The idea of working from home has continued to be greatly accepted in the society and various industries and with it comes a number of pros. First, one working from home does not have a boss or supervisor to look over their shoulder. As much as this eases the pressure from the work place, it also brings out the responsibility in a person to get the job done.
Sign up for a reputable affiliate network: Aside from Amazon, there are dozens of top affiliate programs for bloggers and even large reputable affiliate networks, such as Share-A-Sale, Clickbank, and Skimlinks, that specialize in connecting you with merchants who are looking for affiliates to sell their products. They charge relatively low commission fees for the privilege of connecting you with merchants, and the merchants on these sites tend to offer much higher commission percentages or set dollar amount payouts.

That’s where you — the Facebook ads specialist — can come in. If you learn how to effectively run campaigns and generate leads for a local small businesses, you can earn anywhere from $1,000 – $2,000 per month per client.

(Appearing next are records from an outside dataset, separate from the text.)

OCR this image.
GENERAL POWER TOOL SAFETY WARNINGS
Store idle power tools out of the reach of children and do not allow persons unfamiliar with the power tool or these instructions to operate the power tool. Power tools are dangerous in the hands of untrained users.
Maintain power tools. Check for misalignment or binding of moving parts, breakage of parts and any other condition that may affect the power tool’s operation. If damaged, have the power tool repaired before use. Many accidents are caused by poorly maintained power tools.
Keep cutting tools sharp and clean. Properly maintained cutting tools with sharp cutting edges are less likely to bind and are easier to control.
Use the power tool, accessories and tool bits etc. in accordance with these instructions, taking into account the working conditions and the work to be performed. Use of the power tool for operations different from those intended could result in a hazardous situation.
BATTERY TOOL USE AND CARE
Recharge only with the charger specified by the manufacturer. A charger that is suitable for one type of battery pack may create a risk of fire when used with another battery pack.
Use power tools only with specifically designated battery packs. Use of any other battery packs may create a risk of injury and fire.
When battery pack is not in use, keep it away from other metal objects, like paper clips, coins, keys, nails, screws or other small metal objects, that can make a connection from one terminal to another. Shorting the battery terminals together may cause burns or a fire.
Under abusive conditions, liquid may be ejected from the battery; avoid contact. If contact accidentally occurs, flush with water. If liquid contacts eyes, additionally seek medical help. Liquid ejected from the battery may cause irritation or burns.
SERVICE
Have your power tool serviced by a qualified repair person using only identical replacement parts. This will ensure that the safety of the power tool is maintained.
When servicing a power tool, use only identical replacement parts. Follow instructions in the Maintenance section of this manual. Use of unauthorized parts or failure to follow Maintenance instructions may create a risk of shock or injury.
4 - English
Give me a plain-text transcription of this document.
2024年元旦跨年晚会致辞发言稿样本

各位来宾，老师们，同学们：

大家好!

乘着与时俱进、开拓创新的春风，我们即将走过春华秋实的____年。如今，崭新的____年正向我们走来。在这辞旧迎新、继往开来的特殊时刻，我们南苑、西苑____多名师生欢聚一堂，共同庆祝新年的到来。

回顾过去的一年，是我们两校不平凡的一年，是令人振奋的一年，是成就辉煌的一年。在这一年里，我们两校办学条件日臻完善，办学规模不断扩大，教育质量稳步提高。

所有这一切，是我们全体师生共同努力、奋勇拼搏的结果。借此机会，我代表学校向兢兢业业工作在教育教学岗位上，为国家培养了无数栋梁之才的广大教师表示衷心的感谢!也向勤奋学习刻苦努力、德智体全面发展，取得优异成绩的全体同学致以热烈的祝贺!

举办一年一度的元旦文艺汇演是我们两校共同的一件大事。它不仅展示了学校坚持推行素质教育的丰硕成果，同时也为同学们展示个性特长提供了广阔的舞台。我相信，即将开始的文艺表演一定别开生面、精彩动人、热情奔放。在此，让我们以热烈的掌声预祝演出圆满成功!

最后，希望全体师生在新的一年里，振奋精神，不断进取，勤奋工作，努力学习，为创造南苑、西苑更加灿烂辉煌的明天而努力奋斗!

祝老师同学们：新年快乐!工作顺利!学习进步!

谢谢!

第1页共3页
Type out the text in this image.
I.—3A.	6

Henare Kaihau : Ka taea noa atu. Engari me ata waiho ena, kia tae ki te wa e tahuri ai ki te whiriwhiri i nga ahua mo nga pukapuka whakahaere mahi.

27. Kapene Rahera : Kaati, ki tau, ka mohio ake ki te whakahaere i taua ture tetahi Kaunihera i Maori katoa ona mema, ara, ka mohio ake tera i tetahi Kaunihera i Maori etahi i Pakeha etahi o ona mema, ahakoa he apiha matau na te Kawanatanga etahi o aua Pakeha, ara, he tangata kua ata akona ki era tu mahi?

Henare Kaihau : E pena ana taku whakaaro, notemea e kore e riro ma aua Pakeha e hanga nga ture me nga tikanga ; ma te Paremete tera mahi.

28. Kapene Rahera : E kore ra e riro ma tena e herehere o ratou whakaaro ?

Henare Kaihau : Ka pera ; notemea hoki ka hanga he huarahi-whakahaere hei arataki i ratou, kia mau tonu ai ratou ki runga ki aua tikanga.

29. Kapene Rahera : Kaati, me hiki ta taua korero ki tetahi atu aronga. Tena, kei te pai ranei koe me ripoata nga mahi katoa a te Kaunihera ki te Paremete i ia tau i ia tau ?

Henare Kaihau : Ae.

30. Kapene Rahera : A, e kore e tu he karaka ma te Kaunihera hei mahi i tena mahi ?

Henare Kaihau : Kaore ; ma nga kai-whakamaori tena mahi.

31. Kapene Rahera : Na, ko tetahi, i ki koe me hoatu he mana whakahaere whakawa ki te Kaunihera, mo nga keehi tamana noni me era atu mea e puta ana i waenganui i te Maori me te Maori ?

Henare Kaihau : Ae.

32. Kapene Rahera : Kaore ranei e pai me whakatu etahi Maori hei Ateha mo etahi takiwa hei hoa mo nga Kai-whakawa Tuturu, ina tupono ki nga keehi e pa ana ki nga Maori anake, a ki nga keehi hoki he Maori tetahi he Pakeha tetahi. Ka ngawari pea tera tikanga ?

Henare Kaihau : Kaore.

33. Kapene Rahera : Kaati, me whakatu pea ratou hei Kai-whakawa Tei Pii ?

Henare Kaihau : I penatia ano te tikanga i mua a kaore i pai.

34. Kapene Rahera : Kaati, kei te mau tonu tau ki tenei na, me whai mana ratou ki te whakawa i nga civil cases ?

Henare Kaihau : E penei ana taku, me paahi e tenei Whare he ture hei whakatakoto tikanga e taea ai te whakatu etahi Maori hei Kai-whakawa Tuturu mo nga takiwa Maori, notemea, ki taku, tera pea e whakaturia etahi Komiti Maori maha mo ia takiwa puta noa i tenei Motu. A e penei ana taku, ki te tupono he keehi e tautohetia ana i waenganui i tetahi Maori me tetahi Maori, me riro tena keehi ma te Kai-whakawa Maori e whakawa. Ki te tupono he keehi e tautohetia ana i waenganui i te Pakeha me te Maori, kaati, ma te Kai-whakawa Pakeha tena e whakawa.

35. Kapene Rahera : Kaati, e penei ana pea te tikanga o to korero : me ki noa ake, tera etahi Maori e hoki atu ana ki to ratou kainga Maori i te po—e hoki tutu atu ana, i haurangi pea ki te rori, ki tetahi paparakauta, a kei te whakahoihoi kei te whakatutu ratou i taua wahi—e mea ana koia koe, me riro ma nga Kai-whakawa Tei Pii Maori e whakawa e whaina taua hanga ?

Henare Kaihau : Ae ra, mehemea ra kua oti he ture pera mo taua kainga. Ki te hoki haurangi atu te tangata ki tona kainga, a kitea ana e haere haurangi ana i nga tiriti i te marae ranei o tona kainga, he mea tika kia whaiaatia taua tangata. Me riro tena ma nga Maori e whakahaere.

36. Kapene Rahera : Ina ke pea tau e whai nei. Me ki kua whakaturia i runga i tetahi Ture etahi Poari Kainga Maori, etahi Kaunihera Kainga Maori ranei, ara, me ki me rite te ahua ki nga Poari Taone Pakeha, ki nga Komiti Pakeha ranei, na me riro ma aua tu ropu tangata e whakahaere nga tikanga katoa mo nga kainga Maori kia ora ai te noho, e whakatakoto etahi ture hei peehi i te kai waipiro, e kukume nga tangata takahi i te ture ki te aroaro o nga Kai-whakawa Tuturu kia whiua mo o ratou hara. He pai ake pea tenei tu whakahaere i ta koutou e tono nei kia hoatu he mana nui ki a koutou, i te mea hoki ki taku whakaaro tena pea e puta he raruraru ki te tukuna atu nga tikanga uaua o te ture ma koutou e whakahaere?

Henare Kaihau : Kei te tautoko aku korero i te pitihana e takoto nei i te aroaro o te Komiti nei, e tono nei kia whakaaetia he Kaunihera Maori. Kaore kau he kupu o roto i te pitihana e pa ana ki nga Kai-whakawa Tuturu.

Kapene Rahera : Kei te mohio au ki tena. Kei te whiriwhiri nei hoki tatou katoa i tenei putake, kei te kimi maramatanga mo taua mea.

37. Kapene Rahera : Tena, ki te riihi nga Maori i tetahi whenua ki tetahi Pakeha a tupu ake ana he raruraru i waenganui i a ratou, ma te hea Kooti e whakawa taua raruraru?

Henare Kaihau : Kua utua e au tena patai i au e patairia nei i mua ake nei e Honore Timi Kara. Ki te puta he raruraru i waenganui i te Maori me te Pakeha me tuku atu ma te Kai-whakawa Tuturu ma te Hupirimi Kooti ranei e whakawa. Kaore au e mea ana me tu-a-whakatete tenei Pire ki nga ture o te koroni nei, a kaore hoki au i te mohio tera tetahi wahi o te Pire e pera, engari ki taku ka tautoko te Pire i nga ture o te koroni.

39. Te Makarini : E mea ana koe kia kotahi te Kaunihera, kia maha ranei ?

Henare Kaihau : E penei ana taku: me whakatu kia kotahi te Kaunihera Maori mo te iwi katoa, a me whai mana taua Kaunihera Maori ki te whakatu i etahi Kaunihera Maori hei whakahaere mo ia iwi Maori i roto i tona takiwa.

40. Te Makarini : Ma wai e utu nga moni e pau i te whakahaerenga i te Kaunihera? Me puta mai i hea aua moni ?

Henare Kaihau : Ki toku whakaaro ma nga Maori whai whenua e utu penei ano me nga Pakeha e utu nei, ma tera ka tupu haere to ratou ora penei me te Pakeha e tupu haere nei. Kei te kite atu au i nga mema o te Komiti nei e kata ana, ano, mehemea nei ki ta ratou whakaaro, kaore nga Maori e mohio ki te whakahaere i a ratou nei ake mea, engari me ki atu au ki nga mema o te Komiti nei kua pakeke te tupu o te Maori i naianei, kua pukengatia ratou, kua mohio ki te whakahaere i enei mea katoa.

You don’t need to have a degree or prior experience in the field to get started, and as your portfolio of clients expands, you can start to up your rates and charge more.


The main barrier to entry is having an approved car that is efficient to keep your costs down. But there are lots of stories of Lyft drivers making an extra $1k a week outside of their normal day jobs! Not bad. Plus, this is a fun way to get to know your city, help tourists make plans, and get to know interesting people. Lyft is offering $300 Sign-up Bonus!

And while it will take time to build up a big-enough audience to attract advertisers and other ways to make extra income from your podcast, the opportunity is there. John Lee Dumas interviews entrepreneurs seven days a week for his podcast Entrepreneur on Fire and now makes more than $200,000 a month from it. In fact, John publishes all his income online and showed that he’s made almost $13 million since launching in 2012.

Create a killer course experience: With your course validated and in the works, you need to figure out how people will take it. Most course creators choose to host their courses (after going down the path of learning how to make a website) on their own blogs. This way, they get all the value of bringing customers back to their site on a regular basis. I host my own courses from a subdomain on my own site so I can easily add more. The course experience is incredibly important as well. And after trying most of the solutions, I highly recommend Teachable—an online platform designed specifically for courses.
Even in the age of automation, some jobs still require a human touch. Companies often outsource those jobs via services like Amazon’s Mechanical Turk. These jobs can be tedious — tagging images, transcribing videos, classifying receipts — and can take anywhere from a few minutes to a few hours. Pay depends on the task, and the person requesting the work gets to approve the finished product before paying you. That can leave room for scams, so do your research and join a community like TurkNation, which can steer you away from shifty dealers. Read more about doing tasks on Mechanical Turk.
Double check yourself, before you double wreck yourself. Make sure everything you send to a company, whether a résumé, an email or a portfolio, is good to go. Double check your grammar and wording, and for God’s sake use spell check! This is especially important when it comes to the company’s name. Don’t spell their name wrong and be sure to type it how they type it (e.g. Problogger, not Pro Blogger).